Home > News > Aquarium of the Pacific Mourns the Loss of Miller the Sea Lion

Aquarium News

Aquarium of the Pacific Mourns the Loss of Miller the Sea Lion

Aquarium of the Pacific Mourns the Loss of Miller the Sea Lion


March 16, 2011

March 16, 2011, Long Beach, CA—The Aquarium of the Pacific is mourning the loss of one of its most beloved animals, Miller the California sea lion. Miller was the fifth oldest male sea lion in any zoological institution and had recently “retired” to the Aquarium’s behind-the-scenes area for marine mammals.

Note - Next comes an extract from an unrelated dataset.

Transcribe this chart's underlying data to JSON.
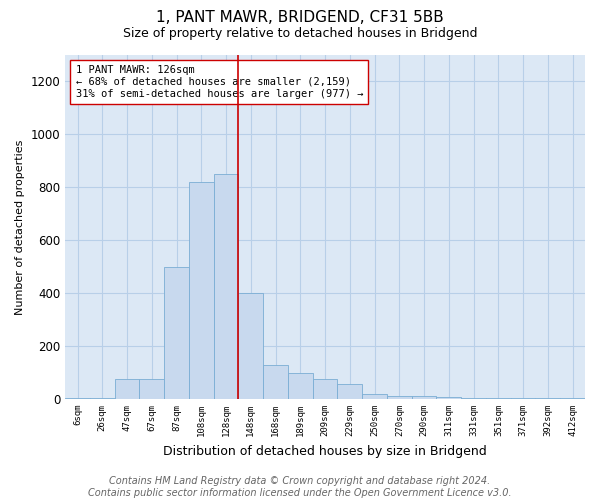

Miller was born in the wild in 1981 and was orphaned before he was old enough to survive on his own. He was rescued from a beach in San Diego by a marine mammal rehabilitation facility and deemed a non-candidate for release. He was then adopted and trained for a career as a performing sea lion at Southern California amusement parks. The park he called home in 1998 was getting ready to close down its marine mammal show when the Aquarium was just opening. At eighteen years of age, Miller came to live at the Aquarium in September 1998. Because he was so well-trained, Miller was the perfect candidate to participate in the Aquarium’s daily seal and sea lion shows and for visitors to meet during up-close animal encounters. He celebrated his twenty-ninth birthday in July 2009, an event that was reported live by a local television news crew during a special presentation.

Veterinary and husbandry staff determined it was time for Miller to go behind the scenes for health and safety reasons last year, but visitors still had the opportunity to see him on behind-the-scenes tours.

Miller died of natural causes, having reached the age of thirty. In the wild, sea lions often live between fifteen and seventeen years, while sea lions in captivity can reach up to thirty years in age. “Miller has been healthy over the years, which is why he lived such a long life for a sea lion,” Aquarium Veterinarian Dr. Lance Adams says. “Husbandry staff did their best to keep him comfortable as he went through natural aging processes.”

Miller endeared himself to thousands of visitors to the Aquarium and the many staff members and volunteers who worked with him during his years here. He will be missed by many.